Aos interessados, o Bloco 1 consiste em 412,6 quilômetros de extensão e conta com trechos das estradas ERS-020, ERS-040, ERS-115, ERS-118, ERS-235, ERS-239, ERS-466 e ERS-474. Em contrapartida, uma nova rodovia, a ERS-010, fará parte da segmentação, com pista dupla, dois sentidos de circulação e 41,4 quilômetros de extensão entre o entroncamento com a BR-290, em Porto Alegre, e a ERS-239.

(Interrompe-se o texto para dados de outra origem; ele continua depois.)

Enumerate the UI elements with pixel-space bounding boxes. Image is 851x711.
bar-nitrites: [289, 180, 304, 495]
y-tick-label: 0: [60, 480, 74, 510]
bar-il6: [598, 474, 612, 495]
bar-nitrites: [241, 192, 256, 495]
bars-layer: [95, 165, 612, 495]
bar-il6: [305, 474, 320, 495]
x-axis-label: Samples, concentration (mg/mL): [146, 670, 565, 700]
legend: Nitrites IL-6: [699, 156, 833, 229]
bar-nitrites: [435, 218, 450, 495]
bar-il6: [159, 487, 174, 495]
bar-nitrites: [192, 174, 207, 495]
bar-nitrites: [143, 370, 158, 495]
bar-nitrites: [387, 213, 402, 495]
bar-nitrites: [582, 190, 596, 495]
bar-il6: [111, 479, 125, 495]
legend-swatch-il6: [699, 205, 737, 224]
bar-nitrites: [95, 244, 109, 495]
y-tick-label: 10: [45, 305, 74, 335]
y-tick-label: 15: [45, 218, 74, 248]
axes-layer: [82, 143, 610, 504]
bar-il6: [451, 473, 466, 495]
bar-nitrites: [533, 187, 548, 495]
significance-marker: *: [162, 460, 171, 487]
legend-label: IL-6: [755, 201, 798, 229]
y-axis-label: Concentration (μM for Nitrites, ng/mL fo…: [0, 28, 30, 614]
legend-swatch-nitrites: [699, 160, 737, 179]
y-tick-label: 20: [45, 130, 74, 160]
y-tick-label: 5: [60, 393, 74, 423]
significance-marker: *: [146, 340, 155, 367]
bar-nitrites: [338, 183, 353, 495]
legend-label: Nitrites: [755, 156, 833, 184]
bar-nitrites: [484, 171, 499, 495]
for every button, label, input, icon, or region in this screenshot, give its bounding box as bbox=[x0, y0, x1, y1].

Segundo o projeto inicial, os pedágios serão integrados a um sistema de cobrança eletrônica free flow, com a instalação de pórticos sem cancela. Em outras palavras, os motoristas não precisarão parar para realizar o pagamento referente ao trajeto. Se o veículo apresentar TAG, a quitação será automática, mas, caso contrário, será necessário acessar o site ou aplicativo da concessionária.
No tocante ao Bloco 2, serão investidos R$ 6 bilhões, com R$ 1,5 bilhão de aporte do governo do estado, via Funrigs. Nos primeiros dez anos da concessão, o investimento será de R$ 4,6 bilhões. Em resumo, o projeto estima 182 quilômetros de duplicações, 71,5 quilômetros de terceiras faixas, 745 quilômetros de acostamento e 37 passarelas de pedestres.

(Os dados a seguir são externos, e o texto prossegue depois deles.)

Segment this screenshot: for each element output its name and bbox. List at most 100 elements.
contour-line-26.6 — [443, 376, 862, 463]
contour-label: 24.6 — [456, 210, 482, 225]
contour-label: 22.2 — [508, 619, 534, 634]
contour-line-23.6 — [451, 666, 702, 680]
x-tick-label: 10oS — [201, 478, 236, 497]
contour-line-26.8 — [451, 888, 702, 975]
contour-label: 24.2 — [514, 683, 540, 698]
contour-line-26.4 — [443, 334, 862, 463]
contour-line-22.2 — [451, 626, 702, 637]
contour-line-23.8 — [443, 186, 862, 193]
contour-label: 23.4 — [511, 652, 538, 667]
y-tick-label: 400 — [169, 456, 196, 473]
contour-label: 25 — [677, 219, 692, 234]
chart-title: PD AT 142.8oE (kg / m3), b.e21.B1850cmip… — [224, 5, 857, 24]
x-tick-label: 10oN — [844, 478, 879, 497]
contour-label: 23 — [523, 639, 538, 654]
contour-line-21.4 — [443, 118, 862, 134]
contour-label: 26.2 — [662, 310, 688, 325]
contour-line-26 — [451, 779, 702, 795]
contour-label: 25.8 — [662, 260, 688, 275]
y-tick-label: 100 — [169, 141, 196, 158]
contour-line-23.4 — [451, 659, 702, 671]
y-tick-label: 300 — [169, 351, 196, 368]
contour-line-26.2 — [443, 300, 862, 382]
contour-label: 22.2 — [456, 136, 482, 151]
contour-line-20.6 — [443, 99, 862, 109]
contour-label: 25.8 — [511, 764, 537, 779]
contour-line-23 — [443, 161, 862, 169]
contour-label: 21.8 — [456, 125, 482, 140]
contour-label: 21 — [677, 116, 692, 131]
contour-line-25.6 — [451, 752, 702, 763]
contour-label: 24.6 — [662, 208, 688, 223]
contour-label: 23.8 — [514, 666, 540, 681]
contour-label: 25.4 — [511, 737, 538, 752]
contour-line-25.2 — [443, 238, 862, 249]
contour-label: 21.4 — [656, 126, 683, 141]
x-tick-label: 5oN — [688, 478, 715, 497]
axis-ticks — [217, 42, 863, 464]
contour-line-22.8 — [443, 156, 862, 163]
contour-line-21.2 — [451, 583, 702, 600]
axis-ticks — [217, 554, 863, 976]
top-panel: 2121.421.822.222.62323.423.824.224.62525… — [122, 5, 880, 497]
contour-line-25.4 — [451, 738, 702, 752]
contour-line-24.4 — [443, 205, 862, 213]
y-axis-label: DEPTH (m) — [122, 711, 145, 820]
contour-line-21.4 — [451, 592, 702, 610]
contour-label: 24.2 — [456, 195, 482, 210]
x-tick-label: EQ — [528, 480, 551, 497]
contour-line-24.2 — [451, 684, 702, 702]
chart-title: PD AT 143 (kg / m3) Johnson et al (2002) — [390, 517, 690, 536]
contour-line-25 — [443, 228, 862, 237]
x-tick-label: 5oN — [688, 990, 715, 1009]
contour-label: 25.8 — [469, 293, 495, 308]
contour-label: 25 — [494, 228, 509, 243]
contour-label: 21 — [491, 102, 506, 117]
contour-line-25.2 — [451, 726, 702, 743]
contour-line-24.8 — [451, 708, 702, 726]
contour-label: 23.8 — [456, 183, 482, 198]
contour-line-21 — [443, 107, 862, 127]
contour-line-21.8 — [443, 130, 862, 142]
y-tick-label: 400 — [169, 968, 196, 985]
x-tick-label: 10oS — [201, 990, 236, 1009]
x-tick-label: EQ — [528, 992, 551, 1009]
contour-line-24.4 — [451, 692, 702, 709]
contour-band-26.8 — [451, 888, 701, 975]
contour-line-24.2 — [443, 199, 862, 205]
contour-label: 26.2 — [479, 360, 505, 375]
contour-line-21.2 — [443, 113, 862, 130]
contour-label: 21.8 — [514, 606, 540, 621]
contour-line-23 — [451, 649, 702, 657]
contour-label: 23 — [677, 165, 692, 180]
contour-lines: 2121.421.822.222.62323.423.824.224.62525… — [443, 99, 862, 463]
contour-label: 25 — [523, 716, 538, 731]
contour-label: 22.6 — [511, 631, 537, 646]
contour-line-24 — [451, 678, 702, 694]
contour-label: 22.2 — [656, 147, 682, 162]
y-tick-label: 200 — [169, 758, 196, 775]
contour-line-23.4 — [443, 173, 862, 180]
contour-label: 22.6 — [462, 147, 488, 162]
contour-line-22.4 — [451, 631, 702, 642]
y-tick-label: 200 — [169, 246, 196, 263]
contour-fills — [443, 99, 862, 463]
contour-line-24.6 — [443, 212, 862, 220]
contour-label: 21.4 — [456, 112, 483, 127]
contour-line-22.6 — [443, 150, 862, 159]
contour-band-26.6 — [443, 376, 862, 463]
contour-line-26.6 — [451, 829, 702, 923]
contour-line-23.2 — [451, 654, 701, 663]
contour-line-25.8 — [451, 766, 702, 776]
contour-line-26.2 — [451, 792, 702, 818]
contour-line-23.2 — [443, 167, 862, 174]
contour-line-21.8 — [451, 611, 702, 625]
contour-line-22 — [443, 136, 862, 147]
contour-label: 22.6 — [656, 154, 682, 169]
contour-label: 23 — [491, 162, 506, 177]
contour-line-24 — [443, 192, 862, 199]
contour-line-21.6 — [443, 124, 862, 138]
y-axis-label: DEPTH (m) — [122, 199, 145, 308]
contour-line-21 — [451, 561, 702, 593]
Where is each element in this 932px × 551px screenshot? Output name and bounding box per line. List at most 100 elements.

Nesse sentido, os pedágios contarão com o sistema free flow, compreendendo 32 cidades, que representam 17,5% da população do estado. Ao todo, 409 quilômetros de extensão integram a segmentação das rodovias, abrangendo trechos correspondentes a ERS-128, ERS-129, ERS-130, ERS-135, ERS-324 e RSC-453.
Avaliações sobre os trabalhos do governador chamam a atenção
Embora esteja empenhado em dinamizar seu mandato, Eduardo Leite ligou o sinal de alerta diante da pesquisa realizada pelo Genial/Quaest. Além dos 58% de aprovação, o governador deparou-se com 38% dos entrevistados mostrando descontentamento em meio a seus trabalhos. Por outro lado, 4% não souberam ou não quiseram responder ao questionário.

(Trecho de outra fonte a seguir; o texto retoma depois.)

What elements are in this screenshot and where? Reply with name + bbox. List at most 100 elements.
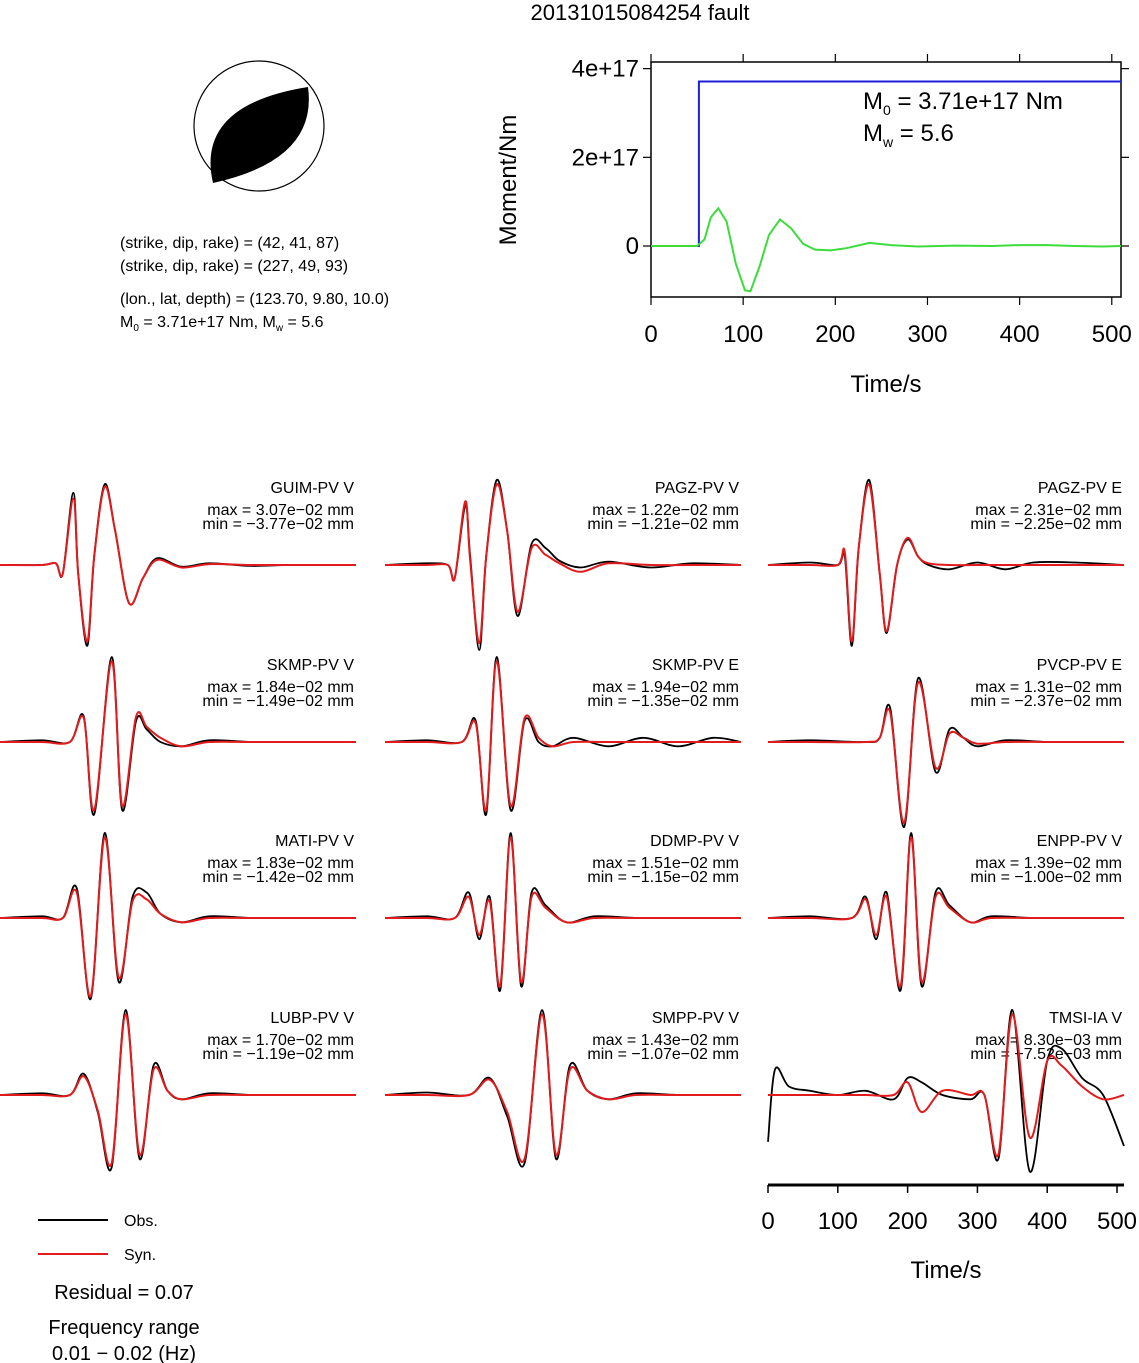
moment-series-green — [651, 206, 1122, 293]
moment-xlabel: Time/s — [850, 371, 921, 398]
moment-ytick-label: 2e+17 — [572, 144, 639, 171]
moment-axis-ticks: 0 100 200 300 400 500 0 2e+17 4e+17 — [572, 54, 1132, 348]
waveform-station-label: GUIM-PV V — [270, 480, 354, 497]
waveform-max-label: max = 1.84e−02 mm — [207, 679, 354, 696]
waveform-max-label: max = 1.94e−02 mm — [592, 679, 739, 696]
waveform-min-label: min = −7.52e−03 mm — [970, 1046, 1122, 1063]
moment-xtick-label: 0 — [644, 321, 657, 348]
waveform-synthetic-trace — [768, 836, 1124, 988]
legend-syn-label: Syn. — [124, 1247, 156, 1264]
frequency-value: 0.01 − 0.02 (Hz) — [52, 1343, 196, 1363]
waveform-synthetic-trace — [767, 483, 1124, 643]
waveform-min-label: min = −1.15e−02 mm — [587, 869, 739, 886]
waveform-min-label: min = −2.25e−02 mm — [970, 516, 1122, 533]
focal-mw-value: = 5.6 — [283, 314, 324, 331]
focal-mw-sub: w — [275, 323, 284, 334]
waveform-synthetic-trace — [0, 485, 356, 643]
waveform-max-label: max = 1.43e−02 mm — [592, 1032, 739, 1049]
waveform-station-label: SKMP-PV V — [267, 657, 354, 674]
waveform-synthetic-trace — [384, 660, 741, 812]
waveform-min-label: min = −1.42e−02 mm — [202, 869, 354, 886]
waveform-min-label: min = −2.37e−02 mm — [970, 693, 1122, 710]
waveform-max-label: max = 1.39e−02 mm — [975, 855, 1122, 872]
waveform-max-label: max = 1.83e−02 mm — [207, 855, 354, 872]
waveform-max-label: max = 1.51e−02 mm — [592, 855, 739, 872]
waveform-xtick-label: 400 — [1027, 1208, 1067, 1235]
moment-ytick-label: 4e+17 — [572, 56, 639, 83]
beachball-compressional-quadrant — [210, 87, 309, 183]
waveform-xtick-label: 100 — [818, 1208, 858, 1235]
waveform-synthetic-trace — [0, 836, 356, 998]
legend: Obs. Syn. — [38, 1213, 158, 1264]
waveform-max-label: max = 3.07e−02 mm — [207, 502, 354, 519]
moment-ytick-label: 0 — [626, 233, 639, 260]
waveform-time-axis: Time/s 0 100 200 300 400 500 — [761, 1183, 1137, 1284]
waveform-min-label: min = −1.19e−02 mm — [202, 1046, 354, 1063]
focal-mechanism-beachball — [193, 60, 325, 192]
moment-mw-sub: w — [882, 134, 894, 150]
legend-obs-label: Obs. — [124, 1213, 158, 1230]
waveform-station-label: LUBP-PV V — [270, 1010, 354, 1027]
waveform-min-label: min = −1.07e−02 mm — [587, 1046, 739, 1063]
waveform-max-label: max = 1.22e−02 mm — [592, 502, 739, 519]
focal-m0-value: = 3.71e+17 Nm, M — [139, 314, 276, 331]
moment-mw-value: = 5.6 — [893, 120, 954, 147]
waveform-synthetic-trace — [0, 660, 356, 812]
waveform-synthetic-trace — [0, 1013, 356, 1167]
focal-line-3: (lon., lat, depth) = (123.70, 9.80, 10.0… — [120, 291, 389, 308]
waveform-station-label: SKMP-PV E — [652, 657, 739, 674]
residual-text: Residual = 0.07 — [54, 1282, 194, 1304]
waveform-min-label: min = −1.00e−02 mm — [970, 869, 1122, 886]
waveform-synthetic-trace — [384, 483, 741, 645]
waveform-synthetic-trace — [767, 681, 1124, 824]
moment-series — [651, 80, 1122, 293]
waveform-min-label: min = −1.35e−02 mm — [587, 693, 739, 710]
waveform-min-label: min = −1.21e−02 mm — [587, 516, 739, 533]
waveform-xtick-label: 0 — [761, 1208, 774, 1235]
waveform-min-label: min = −1.49e−02 mm — [202, 693, 354, 710]
moment-plot-frame — [650, 61, 1122, 298]
moment-xtick-label: 500 — [1092, 321, 1132, 348]
waveform-max-label: max = 1.70e−02 mm — [207, 1032, 354, 1049]
waveform-xtick-label: 200 — [888, 1208, 928, 1235]
moment-mw-letter: M — [863, 120, 883, 147]
figure-title: 20131015084254 fault — [531, 0, 750, 25]
waveform-xlabel: Time/s — [910, 1257, 981, 1284]
moment-xtick-label: 100 — [723, 321, 763, 348]
waveform-max-label: max = 2.31e−02 mm — [975, 502, 1122, 519]
waveform-observed-trace — [767, 1009, 1125, 1173]
moment-ylabel: Moment/Nm — [495, 115, 522, 246]
waveform-station-label: TMSI-IA V — [1049, 1010, 1122, 1027]
waveform-xtick-label: 300 — [957, 1208, 997, 1235]
moment-m0-letter: M — [863, 88, 883, 115]
waveform-synthetic-trace — [384, 1013, 741, 1163]
waveform-station-label: SMPP-PV V — [652, 1010, 739, 1027]
moment-xtick-label: 300 — [907, 321, 947, 348]
moment-m0-sub: 0 — [883, 102, 891, 118]
waveform-station-label: MATI-PV V — [275, 833, 354, 850]
waveform-min-label: min = −3.77e−02 mm — [202, 516, 354, 533]
focal-line-2: (strike, dip, rake) = (227, 49, 93) — [120, 258, 348, 275]
moment-xtick-label: 200 — [815, 321, 855, 348]
waveform-station-label: PAGZ-PV E — [1038, 480, 1122, 497]
moment-m0-annotation: M0 = 3.71e+17 Nm — [863, 88, 1063, 118]
waveform-station-label: ENPP-PV V — [1037, 833, 1123, 850]
focal-line-1: (strike, dip, rake) = (42, 41, 87) — [120, 235, 339, 252]
waveform-synthetic-trace — [767, 1013, 1125, 1158]
waveform-xtick-label: 500 — [1097, 1208, 1137, 1235]
frequency-label: Frequency range — [48, 1317, 199, 1339]
waveform-max-label: max = 1.31e−02 mm — [975, 679, 1122, 696]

O problema de toda a situação é que o índice revelou uma queda em relação ao último levantamento, anunciado em fevereiro do ano passado. Na ocasião, o representante do PSD havia recebido avaliações positivas de 62% da população. Em contrapartida, 33% desaprovaram os serviços entregues, enquanto 5% não tinham uma opinião formada.